Die Abschaffung eines eigenständigen Wissenschaftsministeriums sorgt landesweit für Empörung

Die Abschaffung eines eigenständigen Wissenschaftsministeriums sorgt landesweit für Empörung

Der Vizekanzler hat mit der Zusammenlegung von Wissenschaft und Wirtschaft Forscher und Studenten brüskiert. Die Zusagen, dass sich nichts ändern werde, sind angesichts der Probleme der Unis eine schlimme Drohung.

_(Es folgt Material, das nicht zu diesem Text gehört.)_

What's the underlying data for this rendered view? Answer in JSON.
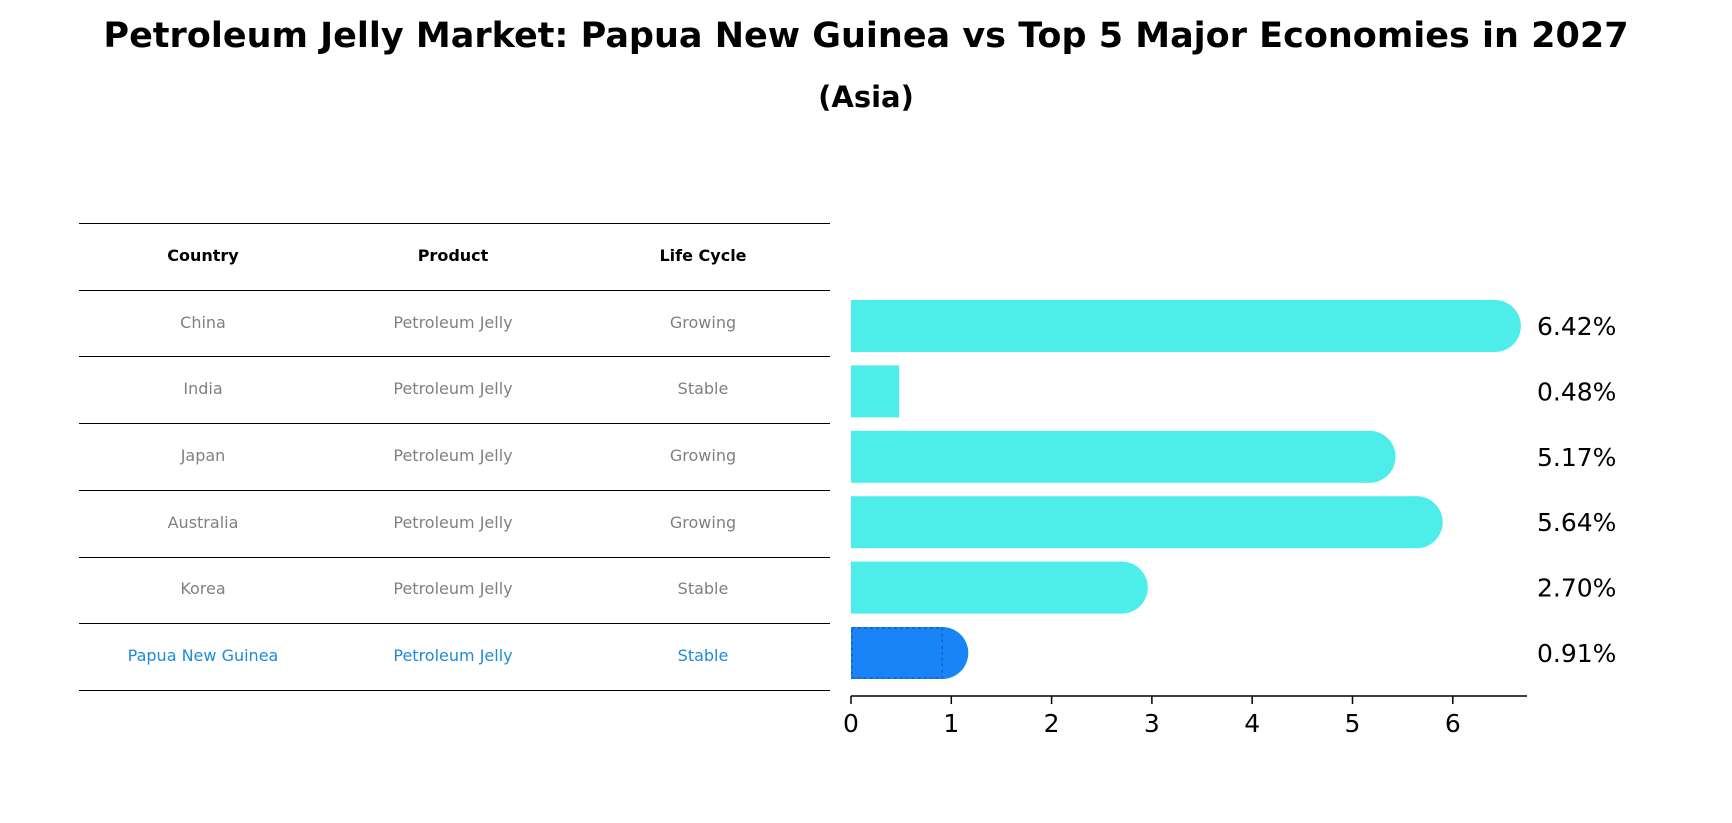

Renée Schroeder, österreichische Molekularbiologin von Weltruf, ist entsetzt. „Diese Entscheidung ist verheerend für Wissenschaft und Bildung. Nein, sie ist sogar schäbig, armselig und dumm“, erklärt sie auf Anfrage von profil: „Das zeigt, welchen Stellenwert die Wissenschaft in diesem Land hat.“

„Die Auflösung dieses Ministeriums ist nach innen wie auch international gesehen ein negatives Signal“, klagt der Rektor der Innsbrucker Universität, Tilmann Märk. Sein Kollege Wolfgang Schütz von der Wiener Meduni befürchtet, „dass der Stellenwert von Wissenschaft und Forschung in Österreich somit weiter sinken wird – und damit auch die finanziellen Mittel dafür“.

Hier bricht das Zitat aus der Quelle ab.